Shares in Paragon, one of Britain’s biggest buy-to-let lenders, fell 40% after it warned it might have to suspend lending to new borrowers because of 'deep turmoil' in the credit market. Financial Times, The Times, Daily Telegraph, Independent, Guardian

It said it was planning to raise £280m from investors if necessary because the corporate loans it normally used have become more expensive. If conditions worsened, it said it might have to stop lending to new borrowers by the end of February, though this was 'unlikely'.

Despite parallels with Northern Rock as both raise funds in the wholesale market, chief executive Nigel Terrington insisted the lender would not need a state bailout. 'We can’t envisage any need for that,' he said.
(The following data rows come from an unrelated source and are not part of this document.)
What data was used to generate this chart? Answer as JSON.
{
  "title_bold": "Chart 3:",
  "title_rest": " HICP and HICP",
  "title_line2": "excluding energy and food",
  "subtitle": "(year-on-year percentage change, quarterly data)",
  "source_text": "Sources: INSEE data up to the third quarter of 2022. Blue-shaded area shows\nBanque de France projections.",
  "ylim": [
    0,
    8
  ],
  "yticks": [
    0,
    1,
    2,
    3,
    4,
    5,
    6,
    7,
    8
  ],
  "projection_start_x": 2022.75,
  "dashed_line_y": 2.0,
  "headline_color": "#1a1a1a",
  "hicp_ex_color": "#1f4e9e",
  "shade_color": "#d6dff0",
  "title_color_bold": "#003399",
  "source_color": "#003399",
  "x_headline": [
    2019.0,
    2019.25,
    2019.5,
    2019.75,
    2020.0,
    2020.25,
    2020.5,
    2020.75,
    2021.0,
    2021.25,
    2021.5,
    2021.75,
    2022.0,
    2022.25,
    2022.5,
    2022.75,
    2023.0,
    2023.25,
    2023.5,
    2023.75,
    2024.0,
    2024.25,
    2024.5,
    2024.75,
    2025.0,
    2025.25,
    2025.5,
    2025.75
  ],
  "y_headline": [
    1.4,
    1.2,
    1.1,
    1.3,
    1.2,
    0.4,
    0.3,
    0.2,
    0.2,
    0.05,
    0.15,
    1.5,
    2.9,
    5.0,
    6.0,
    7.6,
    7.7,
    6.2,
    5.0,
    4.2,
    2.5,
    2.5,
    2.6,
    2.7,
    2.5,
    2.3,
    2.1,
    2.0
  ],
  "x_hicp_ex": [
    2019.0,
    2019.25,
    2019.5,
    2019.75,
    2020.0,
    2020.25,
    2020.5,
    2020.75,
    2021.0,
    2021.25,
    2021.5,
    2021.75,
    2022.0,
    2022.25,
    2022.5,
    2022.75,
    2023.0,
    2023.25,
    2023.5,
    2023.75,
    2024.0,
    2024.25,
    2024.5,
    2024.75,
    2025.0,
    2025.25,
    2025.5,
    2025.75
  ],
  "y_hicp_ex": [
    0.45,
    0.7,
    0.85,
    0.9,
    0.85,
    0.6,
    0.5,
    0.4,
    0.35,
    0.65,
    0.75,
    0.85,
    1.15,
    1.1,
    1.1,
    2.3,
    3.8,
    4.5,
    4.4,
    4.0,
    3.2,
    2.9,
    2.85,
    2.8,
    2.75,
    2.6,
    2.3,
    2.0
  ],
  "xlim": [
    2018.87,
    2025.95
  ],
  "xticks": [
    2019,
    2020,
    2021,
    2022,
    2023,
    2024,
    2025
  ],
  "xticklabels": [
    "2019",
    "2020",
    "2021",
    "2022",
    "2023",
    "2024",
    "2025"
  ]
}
Instead Paragon’s own shareholders have agreed to support the lender with a £280m rights issue, if required. UBS has underwritten the placing and Terrington said existing shareholders have signed on as sub-underwriters.

Paragon’s final dividend has been cancelled because 'it would be inappropriate to return any capital until a refinancing has been completed'. It will be reconsidered 'once the funding position is clarified'.

Shareholders have agreed to step in because a £280m revolving facility for working capital such as wages comes up for renewal on February 27. Paragon’s banks are demanding terms that 'are not attractive'. It is believed they want interest of as much as five percentage points above the London inter bank offered rate.